新しいキャリアへの一歩を踏み出すことは、大きな喜びと同時に、様々な手続きへの不安も伴うものです。特に、退職の手続きで必ずと言っていいほど耳にする「退職願」「退職届」、そして場合によっては「辞表」。これらの違いが分からず、戸惑っている方も多いのではないでしょうか?
「どちらを提出すればいいの?」
「提出する順番はあるの?」
「退職理由はどのように書けばいいの?」
「いきなり退職届を出しても問題ない?」
など、疑問は尽きないかもしれません。
この記事では、退職願・退職届・辞表の違いから書き方、提出方法までを徹底解説。あなたのスムーズな退職と、その後の転職成功を力強くサポートします。退職は終わりではなく、新たなスタートのチャンスです。この記事を参考に自信を持って次のステップに進みましょう。
目次
1.退職願・退職届・辞表の違い
退職の手続きを進める上でまず理解しておきたいのが「退職願」「退職届」「辞表」の違いです。これらの書類は、提出する目的や法的効力、提出のタイミングなどが異なります。それぞれの違いをしっかりと把握し、適切な手続きを進めましょう。
1-1. 退職願・退職届・辞表の違い比較表
退職願 | 退職届 | 辞表 | |
---|---|---|---|
目的 | 退職の意思を会社に伝える(お願い) | 退職の意思を会社に伝える(通知) | 役員が辞任する際に提出 |
法的効力 | 撤回可能(会社の承諾前) | 原則撤回不可 | 原則撤回不可 |
提出のタイミング | 退職の意思を固めた後、上司に相談する際 | 退職日が確定した後 | 辞任が決まった後、株主総会などで承認を得る前 |
提出先 | 直属の上司 | 人事部など会社が指定する部署 | 取締役会など |
提出方法 | 手渡し | 手渡しまたは郵送(会社の規定による) | 手渡しまたは郵送 |
1-2. 退職願とは?
退職願は、従業員が会社に対して退職の意思を伝えるための書類です。「お願い」という性質を持つため、法的な効力は弱く、会社の承諾を得るまでは撤回が可能です。

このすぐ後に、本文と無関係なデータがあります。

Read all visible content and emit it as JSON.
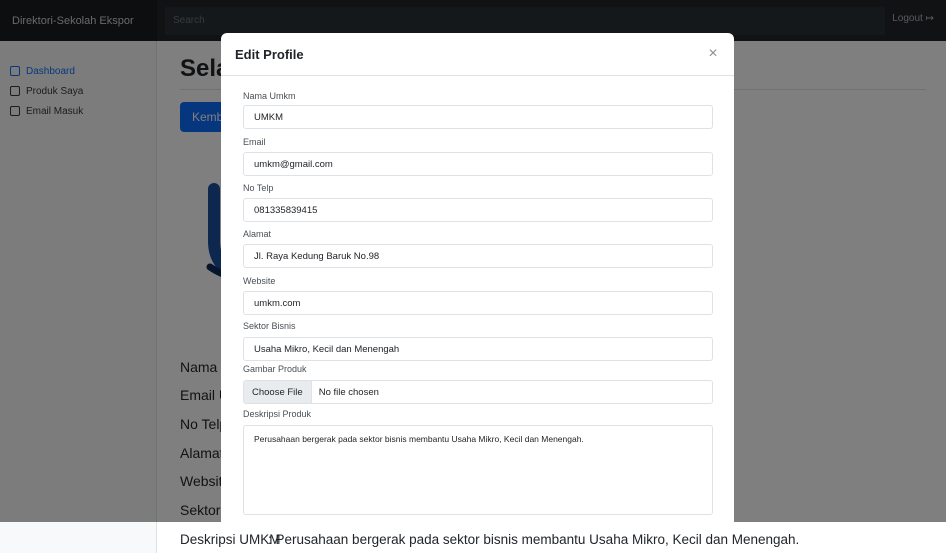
{
  "app": {
    "brand": "Direktori-Sekolah Ekspor",
    "search_placeholder": "Search",
    "logout": "Logout ↦"
  },
  "sidebar": {
    "items": [
      {
        "label": "Dashboard",
        "icon": "dashboard-icon"
      },
      {
        "label": "Produk Saya",
        "icon": "document-icon"
      },
      {
        "label": "Email Masuk",
        "icon": "mail-icon"
      }
    ]
  },
  "main": {
    "title": "Selamat Datang",
    "back_button": "Kembali",
    "info_rows": [
      "Nama UMKM",
      "Email UMKM",
      "No Telp",
      "Alamat",
      "Website",
      "Sektor Bisnis"
    ],
    "description_label": "Deskripsi UMKM",
    "description_value": ": Perusahaan bergerak pada sektor bisnis membantu Usaha Mikro, Kecil dan Menengah."
  },
  "modal": {
    "title": "Edit Profile",
    "close_glyph": "×",
    "fields": {
      "nama": {
        "label": "Nama Umkm",
        "value": "UMKM"
      },
      "email": {
        "label": "Email",
        "value": "umkm@gmail.com"
      },
      "telp": {
        "label": "No Telp",
        "value": "081335839415"
      },
      "alamat": {
        "label": "Alamat",
        "value": "Jl. Raya Kedung Baruk No.98"
      },
      "website": {
        "label": "Website",
        "value": "umkm.com"
      },
      "sektor": {
        "label": "Sektor Bisnis",
        "value": "Usaha Mikro, Kecil dan Menengah"
      },
      "gambar": {
        "label": "Gambar Produk",
        "button": "Choose File",
        "status": "No file chosen"
      },
      "deskripsi": {
        "label": "Deskripsi Produk",
        "value": "Perusahaan bergerak pada sektor bisnis membantu Usaha Mikro, Kecil dan Menengah."
      }
    }
  },
  "colors": {
    "primary": "#0d6efd",
    "navbar": "#212529",
    "backdrop": "rgba(0,0,0,0.5)",
    "logo_blue": "#1b4f9c",
    "logo_navy": "#0f2a5c"
  }
}
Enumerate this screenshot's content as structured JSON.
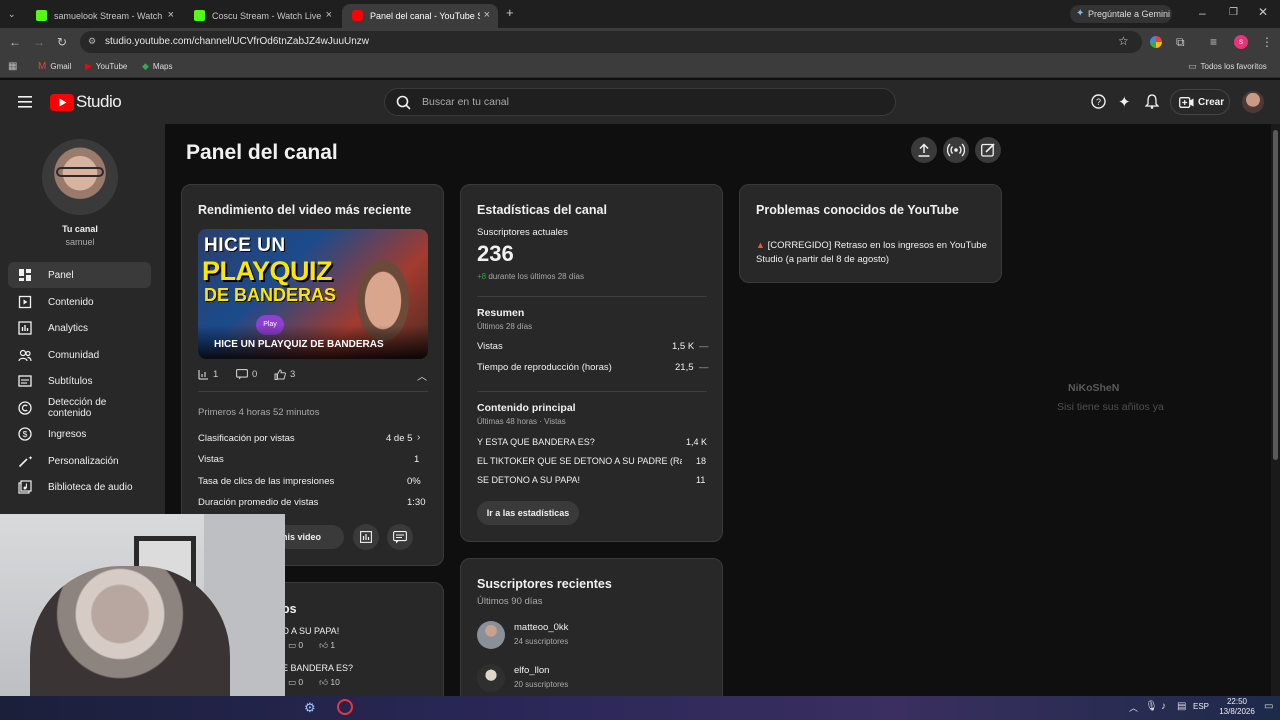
{
  "browser": {
    "tabs": [
      {
        "title": "samuelook Stream - Watch Live on Kick",
        "fav_color": "#53fc18"
      },
      {
        "title": "Coscu Stream - Watch Live on Kick",
        "fav_color": "#53fc18"
      },
      {
        "title": "Panel del canal - YouTube Studio",
        "fav_color": "#ff0000"
      }
    ],
    "new_tab": "+",
    "gemini": "Pregúntale a Gemini",
    "url": "studio.youtube.com/channel/UCVfrOd6tnZabJZ4wJuuUnzw",
    "bookmarks": [
      "Gmail",
      "YouTube",
      "Maps"
    ],
    "all_bookmarks": "Todos los favoritos",
    "profile_initial": "s"
  },
  "header": {
    "logo": "Studio",
    "search_placeholder": "Buscar en tu canal",
    "create": "Crear"
  },
  "sidebar": {
    "channel_label": "Tu canal",
    "channel_name": "samuel",
    "items": [
      "Panel",
      "Contenido",
      "Analytics",
      "Comunidad",
      "Subtítulos",
      "Detección de contenido",
      "Ingresos",
      "Personalización",
      "Biblioteca de audio"
    ]
  },
  "page": {
    "title": "Panel del canal"
  },
  "latest": {
    "title": "Rendimiento del video más reciente",
    "thumb_line1": "HICE UN",
    "thumb_line2": "PLAYQUIZ",
    "thumb_line3": "DE BANDERAS",
    "thumb_badge": "Play",
    "video_title": "HICE UN PLAYQUIZ DE BANDERAS",
    "views": "1",
    "comments": "0",
    "likes": "3",
    "period": "Primeros 4 horas 52 minutos",
    "rows": [
      {
        "label": "Clasificación por vistas",
        "value": "4 de 5"
      },
      {
        "label": "Vistas",
        "value": "1"
      },
      {
        "label": "Tasa de clics de las impresiones",
        "value": "0%"
      },
      {
        "label": "Duración promedio de vistas",
        "value": "1:30"
      }
    ],
    "button": "n this video"
  },
  "partial_card": {
    "title": "os",
    "rows": [
      {
        "text": "O A SU PAPA!",
        "comments": "0",
        "likes": "1"
      },
      {
        "text": "E BANDERA ES?",
        "comments": "0",
        "likes": "10"
      }
    ]
  },
  "stats": {
    "title": "Estadísticas del canal",
    "subs_label": "Suscriptores actuales",
    "subs_value": "236",
    "subs_delta": "+8",
    "subs_delta_text": "durante los últimos 28 días",
    "summary_title": "Resumen",
    "summary_sub": "Últimos 28 días",
    "summary_rows": [
      {
        "label": "Vistas",
        "value": "1,5 K",
        "trend": "—"
      },
      {
        "label": "Tiempo de reproducción (horas)",
        "value": "21,5",
        "trend": "—"
      }
    ],
    "top_title": "Contenido principal",
    "top_sub": "Últimas 48 horas · Vistas",
    "top_rows": [
      {
        "label": "Y ESTA QUE BANDERA ES?",
        "value": "1,4 K"
      },
      {
        "label": "EL TIKTOKER QUE SE DETONO A SU PADRE (Ra...",
        "value": "18"
      },
      {
        "label": "SE DETONO A SU PAPA!",
        "value": "11"
      }
    ],
    "button": "Ir a las estadísticas"
  },
  "issues": {
    "title": "Problemas conocidos de YouTube",
    "item": "[CORREGIDO] Retraso en los ingresos en YouTube Studio (a partir del 8 de agosto)"
  },
  "recent_subs": {
    "title": "Suscriptores recientes",
    "sub": "Últimos 90 días",
    "items": [
      {
        "name": "matteoo_0kk",
        "subs": "24 suscriptores"
      },
      {
        "name": "elfo_llon",
        "subs": "20 suscriptores"
      }
    ]
  },
  "chat_overlay": {
    "name": "NiKoSheN",
    "message": "Sisi tiene sus añitos ya"
  },
  "taskbar": {
    "lang": "ESP",
    "time": "22:50",
    "date": "13/8/2026"
  }
}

提出のタイミングは、退職の意思を固めた後、まず直属の上司に相談する際に提出するのが一般的です。提出方法は手渡しが基本となります。退職願は、退職の意思を伝えるための最初のステップであり、上司との面談を通して退職日などを具体的に詰めていくことになります。
1-3. 退職届とは?
退職届は、従業員が会社に対して退職の意思を正式に通知する重要な書類です。「通知」という性質を持つため、原則として撤回はできません。
提出のタイミングは、上司と相談し退職日が確定した後になります。提出先は、人事部など会社が指定する部署であることが多いです。提出方法は手渡しが基本ですが、会社の規定によっては郵送も認められています。
1-4. 辞表とは?
辞表は、取締役など会社の役員が辞任する際に提出する書類です。退職届と同様に「通知」という性質を持ち、原則として撤回はできません。
提出のタイミングは、役員本人が辞任を決めた後、取締役会などで承認を得る前になります。提出先は、取締役会など、役員が所属する組織の上層部となります。提出方法は手渡しまたは郵送が一般的です。辞表は、役員がその役職から退くことを正式に表明する書類です。
1-5. 退職願と退職届は基本的に両方とも提出が必要
一般的には退職願と退職届の両方を提出する必要があります。
退職願は、退職の意思を伝える最初のステップとして上司に提出し、退職日などの具体的な条件を話し合います。その後、合意に至った内容に基づいて退職届を作成し、正式に会社に提出するという流れが一般的です。
つまり、2つは提出するタイミングと目的が異なり、どちらか一方だけを提出すれば良いというわけではありません。
1-6. 退職願と退職届は同時に出すものではない
退職願と退職届を同時に提出するのは適切ではありません。退職願は退職の意思を伝えるためのもので、退職日などの条件は未定です。
退職届は退職日が確定した後に提出するものです。そのため、2つを同時に提出することは手続きの流れとして不自然であり、混乱を招く可能性があります。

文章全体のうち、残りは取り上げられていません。